By Arthur Miller
I am writing this from the great beyond (which
looks exactly like the lobby of the Algonquin Hotel, by the way) because my estate’s royalty statements won’t stop vibrating my burial plot.
Every single morning, I wake up, light up a fresh cig, and look at the theater listings. And every single morning, I am forced to ask the same question: Aren't you people sick of me yet?
This week alone, there are fourteen separate professional productions of The Crucible happening worldwide, not counting the five hundred high school versions where some poor sixteen-year-old named Jax is screaming about his "name" while his mustache falls off. Let me be perfectly frank with you: I wrote that play in 1953 because I had just read a terribly dry history book about 17th-century Salem and bet Elia Kazan twenty bucks I could make it seem erotic. I did not write it so that every suburban community theater director in America could dress the local dentists in matching beige smocks and call it a "timely reimagining."
It’s a bleak play! There are no jokes! John Proctor dies at the end, and honestly, by Act IV, everyone in the audience is wishing he’d just sign the damn paper so they can go the fuck home.
Why must we keep doing this? When I was alive, we didn't just endlessly recycle the same ten scripts. We lived. We created. We got into fistfights at Sardi’s.
I’ll never forget the spring of ’49. Marlon Brando, who was doing Streetcar at the time, shaved his eyebrows on a dare from Laurence Olivier, hopped on a stolen Vespa, and drove it directly into the orchestra pit during a matinee of Death of a Salesman. Lee J. Cobb didn't even break character. He just looked down at Marlon and carried on: "A salesman has got to dream, boy. It comes with the territory." We all wept. Then we went out and drank gin out of a fire extinguisher with Monty Clift. That’s theater.

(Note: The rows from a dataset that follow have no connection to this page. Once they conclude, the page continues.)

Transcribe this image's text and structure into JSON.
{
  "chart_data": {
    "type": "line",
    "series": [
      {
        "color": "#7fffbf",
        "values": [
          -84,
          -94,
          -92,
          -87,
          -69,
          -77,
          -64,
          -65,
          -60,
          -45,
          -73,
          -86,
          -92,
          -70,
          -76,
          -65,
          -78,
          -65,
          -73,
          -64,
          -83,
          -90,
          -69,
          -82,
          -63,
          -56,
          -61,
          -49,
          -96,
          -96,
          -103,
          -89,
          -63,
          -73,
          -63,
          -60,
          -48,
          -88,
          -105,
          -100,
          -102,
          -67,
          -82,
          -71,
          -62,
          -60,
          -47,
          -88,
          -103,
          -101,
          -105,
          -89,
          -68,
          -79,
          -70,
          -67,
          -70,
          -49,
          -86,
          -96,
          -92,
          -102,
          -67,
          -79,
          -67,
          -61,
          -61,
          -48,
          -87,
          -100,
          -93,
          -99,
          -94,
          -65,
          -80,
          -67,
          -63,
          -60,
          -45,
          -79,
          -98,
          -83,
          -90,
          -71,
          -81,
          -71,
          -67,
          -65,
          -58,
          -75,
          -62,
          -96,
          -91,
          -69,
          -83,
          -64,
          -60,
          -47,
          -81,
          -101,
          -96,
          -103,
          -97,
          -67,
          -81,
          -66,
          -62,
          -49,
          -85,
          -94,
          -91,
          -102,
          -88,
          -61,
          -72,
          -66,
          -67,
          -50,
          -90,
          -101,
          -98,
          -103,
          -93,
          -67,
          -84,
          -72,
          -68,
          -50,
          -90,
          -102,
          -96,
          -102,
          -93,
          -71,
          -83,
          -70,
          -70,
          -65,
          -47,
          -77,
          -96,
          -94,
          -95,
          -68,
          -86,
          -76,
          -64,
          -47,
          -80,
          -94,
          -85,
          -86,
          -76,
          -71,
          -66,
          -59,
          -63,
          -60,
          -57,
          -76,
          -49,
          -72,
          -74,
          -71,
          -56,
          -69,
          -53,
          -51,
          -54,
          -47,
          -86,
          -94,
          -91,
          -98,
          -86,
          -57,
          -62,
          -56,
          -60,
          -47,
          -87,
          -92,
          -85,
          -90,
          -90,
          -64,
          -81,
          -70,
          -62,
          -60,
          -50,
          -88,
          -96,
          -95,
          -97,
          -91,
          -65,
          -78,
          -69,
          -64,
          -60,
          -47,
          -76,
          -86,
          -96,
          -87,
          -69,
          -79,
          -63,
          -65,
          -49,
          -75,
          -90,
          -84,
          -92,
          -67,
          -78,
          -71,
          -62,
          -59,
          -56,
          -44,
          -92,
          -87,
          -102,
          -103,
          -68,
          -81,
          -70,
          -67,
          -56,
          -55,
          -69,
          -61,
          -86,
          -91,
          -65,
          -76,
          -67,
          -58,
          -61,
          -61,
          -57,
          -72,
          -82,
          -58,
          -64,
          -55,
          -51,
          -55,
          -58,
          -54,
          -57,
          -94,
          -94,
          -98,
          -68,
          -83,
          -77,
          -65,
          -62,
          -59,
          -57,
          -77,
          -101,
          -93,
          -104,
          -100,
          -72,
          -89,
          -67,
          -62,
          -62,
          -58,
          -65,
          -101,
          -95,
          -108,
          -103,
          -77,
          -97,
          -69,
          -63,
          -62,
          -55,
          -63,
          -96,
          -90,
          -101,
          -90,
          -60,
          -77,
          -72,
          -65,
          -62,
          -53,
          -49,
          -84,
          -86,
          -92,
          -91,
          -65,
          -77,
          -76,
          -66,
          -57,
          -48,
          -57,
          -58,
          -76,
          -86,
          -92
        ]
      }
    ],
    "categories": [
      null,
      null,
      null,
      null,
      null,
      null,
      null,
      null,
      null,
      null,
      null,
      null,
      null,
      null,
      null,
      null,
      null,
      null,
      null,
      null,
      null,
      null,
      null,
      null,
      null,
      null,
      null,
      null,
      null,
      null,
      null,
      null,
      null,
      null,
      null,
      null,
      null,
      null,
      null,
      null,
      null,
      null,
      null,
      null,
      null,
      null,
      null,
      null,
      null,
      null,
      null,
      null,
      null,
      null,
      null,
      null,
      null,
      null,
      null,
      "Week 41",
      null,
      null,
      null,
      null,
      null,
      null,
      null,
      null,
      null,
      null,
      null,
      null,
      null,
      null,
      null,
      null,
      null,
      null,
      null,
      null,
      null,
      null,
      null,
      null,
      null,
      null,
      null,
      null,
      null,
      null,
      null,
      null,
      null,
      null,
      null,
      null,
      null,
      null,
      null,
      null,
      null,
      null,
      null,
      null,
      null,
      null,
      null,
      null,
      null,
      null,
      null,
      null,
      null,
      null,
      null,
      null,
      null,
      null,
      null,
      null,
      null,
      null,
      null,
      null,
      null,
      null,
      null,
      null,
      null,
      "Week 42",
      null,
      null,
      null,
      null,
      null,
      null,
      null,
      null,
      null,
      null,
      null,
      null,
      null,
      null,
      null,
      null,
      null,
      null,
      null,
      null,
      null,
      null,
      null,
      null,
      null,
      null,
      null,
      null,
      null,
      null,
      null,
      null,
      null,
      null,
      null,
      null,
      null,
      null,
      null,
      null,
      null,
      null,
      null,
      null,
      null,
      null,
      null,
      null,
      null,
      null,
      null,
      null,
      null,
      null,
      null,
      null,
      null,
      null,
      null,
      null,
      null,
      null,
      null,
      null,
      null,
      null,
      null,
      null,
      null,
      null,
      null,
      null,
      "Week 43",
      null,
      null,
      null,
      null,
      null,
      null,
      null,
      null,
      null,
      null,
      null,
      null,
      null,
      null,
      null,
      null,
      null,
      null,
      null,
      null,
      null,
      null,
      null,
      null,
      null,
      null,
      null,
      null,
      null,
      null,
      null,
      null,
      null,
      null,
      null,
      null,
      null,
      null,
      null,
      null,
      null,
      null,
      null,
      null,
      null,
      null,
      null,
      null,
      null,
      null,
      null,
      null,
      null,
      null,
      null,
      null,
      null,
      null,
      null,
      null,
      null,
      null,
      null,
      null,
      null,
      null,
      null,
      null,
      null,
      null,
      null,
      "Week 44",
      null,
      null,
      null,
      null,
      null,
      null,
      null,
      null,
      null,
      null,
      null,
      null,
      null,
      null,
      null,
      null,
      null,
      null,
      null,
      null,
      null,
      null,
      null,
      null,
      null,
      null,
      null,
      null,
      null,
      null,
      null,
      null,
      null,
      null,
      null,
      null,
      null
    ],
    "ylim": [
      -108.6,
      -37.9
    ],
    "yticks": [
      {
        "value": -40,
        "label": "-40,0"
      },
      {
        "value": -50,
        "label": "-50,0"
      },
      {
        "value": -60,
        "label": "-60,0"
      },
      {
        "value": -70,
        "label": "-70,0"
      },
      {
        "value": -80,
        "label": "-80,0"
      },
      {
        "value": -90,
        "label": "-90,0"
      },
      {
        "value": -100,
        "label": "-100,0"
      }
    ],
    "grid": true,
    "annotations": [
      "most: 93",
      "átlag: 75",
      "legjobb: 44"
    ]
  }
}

But today? You just order a crate of dry ice, light a single hanging lightbulb, and call it an "uncompromising look at the American psyche."
Take Death of a Salesman. People treat Willy Loman like he’s some mythological figure of tragic proportions. He’s a guy working for an MLM who hallucinates his brother in the backyard! I wrote him to show the exhausting delusion of the American dream, not to provide a playground for every experimental director to stage the play entirely on a set made of trampolines to symbolize "the unstable bounce of the economy."
I remember sitting with Marilyn in our Connecticut kitchen, sometime in ‘57, and she looked up from her toast and said, "Artie, do you think people will still be performing 'All My Sons' in seventy years?" And I laughed so hard I farted. I said, "Darling, by 2026, nobody is going to care about a 1940s manufacturer who sold faulty airplane cylinder heads."
Yet here we are. You’ve got famous film actors taking breaks from superhero franchises just to come to Broadway, sweat through a tweed suit, and yell at a kitchen table for two and a half hours.
It reminds me of the time Paul Newman decided he wanted to play Biff in a summer stock production up in Maine. During the big emotional climax where Biff cries on Willy’s shoulder, a woman seated in the front row fainted so violently she concussed herself on the rail. Paul didn't skip a beat. He paused, winked at the unconscious woman, did forty push-ups to keep his heart rate up, and then finished the scene. Humphrey Bogart was in the wings, completely plastered, shouting, "Give 'em the blue eyes, kid! Give 'em the blue eyes!"
You don't get that kind of showmanship anymore. Now you just get "concept" revivals. I heard rumors of a production of The Crucible next season where the witches are all represented by air fryers to comment on the "automated nature of oppression."
Please. I beg of you. Look at the thousands of brilliant, contemporary plays sitting on desks right now. Produce those. Give some living playwright the chance to watch a director completely misinterpret their work. Let me rest.
If you absolutely must perform my work to fill your seasonal subscriptions, at least have the decency to do one of the weird ones. Where is the high school production of The Creation of the World and Other Business? Why isn't anyone reviving The Ride Down Mt. Morgan?
Until then, I’ll be up here, splitting a sleeve of stale saltines with Arthur Miller’s greatest critic: Arthur Miller. And if I see one more poster featuring a silhouette of a man holding a briefcase in front of a chain-link fence, I am going to find a way to haunt your box office.